Что же в заключение можно сказать о фрейдизме? Несомненно, инстинкты самосохранения и продолжения рода являются первоначальными не только у человека, но и во всем животном мире. Это общеизвестная истина. Из этого исходил еще Дарвин в учении об изменчивости, наследственности и естественном отборе. Но уже Дарвин объяснял изменчивость организмов окружающими материальными условиями и учил «смотреть на каждый сложный механизм или инстинкт как на длинный исторический итог полезных приспособлений». Во-вторых, изменения организмов были для Дарвина, по слову известного русского ученого К. Тимирязева, «образованием новых органических форм в сторону наибольшего их совершенства». Иначе говоря, Дарвин в самой природе (без помощи «бога» или метафизических домыслов), в бесконечных и сложных ее изменениях находил «такой процесс, который в человеческой истории обозначается словом — прогресс».

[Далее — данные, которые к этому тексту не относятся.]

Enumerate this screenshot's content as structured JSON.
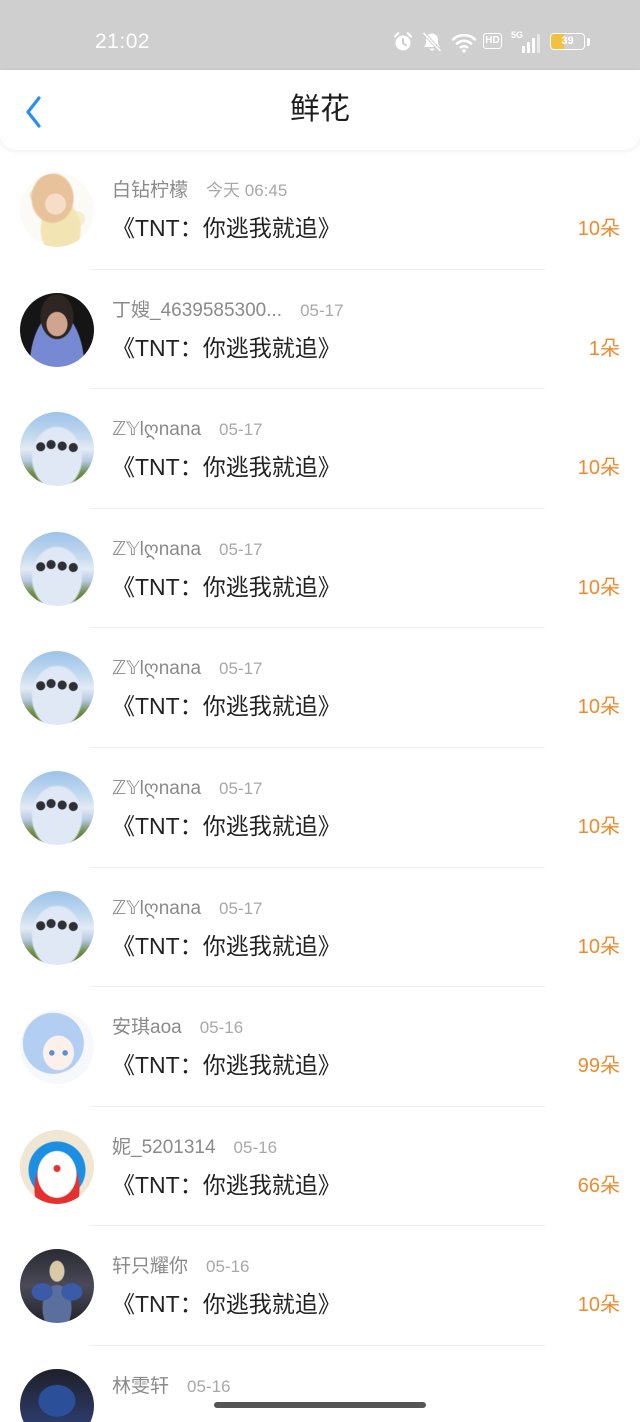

Г. В. Плеханов говорил по этому поводу, что «никому из материалистов никогда не приходило в голову отрицать то или другое из общеизвестных свойств человеческой природы или пускаться в произвольные толкования по ее поводу». Но, добавляет он, «если эта природа неизменна, то она не объясняет исторического процесса, который представляет собой сумму постоянно изменяющихся явлений. А если она сама изменяется вместе с ходом исторического развития, то, очевидно, есть какая-то внешняя причина ее изменений. И в том, и в другом случае задача выходит, следовательно, далеко за пределы рассуждений о свойствах человеческой природы».
Между тем, у Фрейда мы как раз встречаемся с неизменной «природой человека», изъятой из объективно-изменчивой действительности, из социально-исторического окружения прежде всего. Иначе говоря, мы имеем здесь дело с некоей метафизически неподвижной, косной и, по существу, болезненной «природой» человека.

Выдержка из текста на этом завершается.